THE MONKEY

Es ist noch gar nicht so lange her, dass „Longlegs“, der letzte Film von Regisseur Osgood Perkins, Sohn von „Psycho“-Darsteller Anthony Perkins und Berry Berenson (seine Mutter war an Bord der Maschine, die bei den Terroranschlägen am 11. September 2001 als erstes ins World Trade Center flog), auf DVD und Blu-ray erschien. Und so folgte jetzt bereits die Auswertung seines aktuellen Films „The Monkey“ auf DVD und Blu-ray, eine Adaption der Kurzgeschichte „Der Affe“ von Stephen King, die 1980 entstand, als das Schaffen des „King of Horror“ in seiner fruchtbarsten Phase war.

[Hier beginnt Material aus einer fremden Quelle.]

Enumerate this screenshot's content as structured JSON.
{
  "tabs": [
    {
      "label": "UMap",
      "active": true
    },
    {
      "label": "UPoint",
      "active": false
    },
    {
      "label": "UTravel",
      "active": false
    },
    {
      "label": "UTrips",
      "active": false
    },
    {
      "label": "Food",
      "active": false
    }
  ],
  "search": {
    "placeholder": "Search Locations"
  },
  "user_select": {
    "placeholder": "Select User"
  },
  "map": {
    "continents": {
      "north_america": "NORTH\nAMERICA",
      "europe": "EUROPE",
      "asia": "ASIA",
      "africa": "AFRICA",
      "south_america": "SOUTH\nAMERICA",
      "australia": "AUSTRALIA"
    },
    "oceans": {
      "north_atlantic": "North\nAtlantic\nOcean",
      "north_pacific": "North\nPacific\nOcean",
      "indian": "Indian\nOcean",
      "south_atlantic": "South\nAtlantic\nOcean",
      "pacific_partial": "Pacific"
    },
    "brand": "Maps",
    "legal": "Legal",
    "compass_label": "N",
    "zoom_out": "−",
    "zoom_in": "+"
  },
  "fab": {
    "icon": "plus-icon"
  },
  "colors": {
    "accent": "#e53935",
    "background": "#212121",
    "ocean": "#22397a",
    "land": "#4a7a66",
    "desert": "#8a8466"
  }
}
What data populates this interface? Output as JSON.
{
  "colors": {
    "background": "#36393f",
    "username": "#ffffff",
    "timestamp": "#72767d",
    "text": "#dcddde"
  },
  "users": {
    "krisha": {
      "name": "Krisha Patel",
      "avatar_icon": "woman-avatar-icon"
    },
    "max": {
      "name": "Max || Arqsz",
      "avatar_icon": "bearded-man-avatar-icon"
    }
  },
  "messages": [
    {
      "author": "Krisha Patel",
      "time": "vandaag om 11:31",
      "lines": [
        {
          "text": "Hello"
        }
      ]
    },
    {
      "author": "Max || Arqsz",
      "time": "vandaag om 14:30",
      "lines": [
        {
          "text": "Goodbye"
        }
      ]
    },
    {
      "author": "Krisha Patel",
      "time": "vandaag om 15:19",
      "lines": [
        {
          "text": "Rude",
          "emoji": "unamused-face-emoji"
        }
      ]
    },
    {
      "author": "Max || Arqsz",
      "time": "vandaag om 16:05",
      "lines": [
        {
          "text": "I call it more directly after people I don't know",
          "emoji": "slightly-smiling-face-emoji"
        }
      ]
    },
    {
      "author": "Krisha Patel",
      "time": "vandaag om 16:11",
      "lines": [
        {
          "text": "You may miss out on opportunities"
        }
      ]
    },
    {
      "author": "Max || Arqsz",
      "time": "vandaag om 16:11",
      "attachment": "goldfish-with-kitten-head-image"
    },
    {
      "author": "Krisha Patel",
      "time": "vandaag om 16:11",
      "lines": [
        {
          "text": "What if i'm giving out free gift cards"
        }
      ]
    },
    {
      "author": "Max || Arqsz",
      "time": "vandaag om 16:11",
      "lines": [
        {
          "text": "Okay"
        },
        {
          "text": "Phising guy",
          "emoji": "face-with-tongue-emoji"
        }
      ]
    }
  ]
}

In „Der Affe“, offenbar inspiriert von William Wymark Jacobs’ oft adaptierter Geschichte „Die Affenpfote“, geht es um einen verfluchten Spielzeugaffen, von dem zwei Brüder in ihrer Kindheit heimgesucht werden und der ihnen Jahrzehnte später auf unerklärliche Weise als Erwachsene wieder begegnet, obwohl man ihn in einem Brunnen versenkt hatte. Jedes Mal, wenn der mechanische Affe die Becken, die er in den Händen hält, zusammenschlägt, sind Tod und Unglück die Folge, was die Leser:innen in Rückblenden erfahren. Schon in seinen vorherigen Filmen „Longlegs“ und „Gretel & Hänsel“ zeigte sich Perkins’ Hang zu einem exzentrischen und visuell raffinierten Inszenierungsstil, und so ist schon alleine sein bösartiger, die Zähne fletschender Spielzeugaffe ein echter Hingucker, der im Film allerdings mit einer Trommel für reichlich Todesfälle sorgt. Während Kings Geschichte deutlich ernsthafter angelegt war, hat Perkins sichtlich Spaß daran, den Horror seiner Adaption mit reichlich makaberen Einfällen, viel schwarzem Humor und herrlich skurrilen Todesszenen (die „Final Destination“-Reihe lässt schon grüßen) zu versehen. Der trostlosen Einfallslosigkeit der meisten aktuellen Horror-Produktionen setzt Perkins eine begrüßenswerte Weirdness und Abseitigkeit entgegen.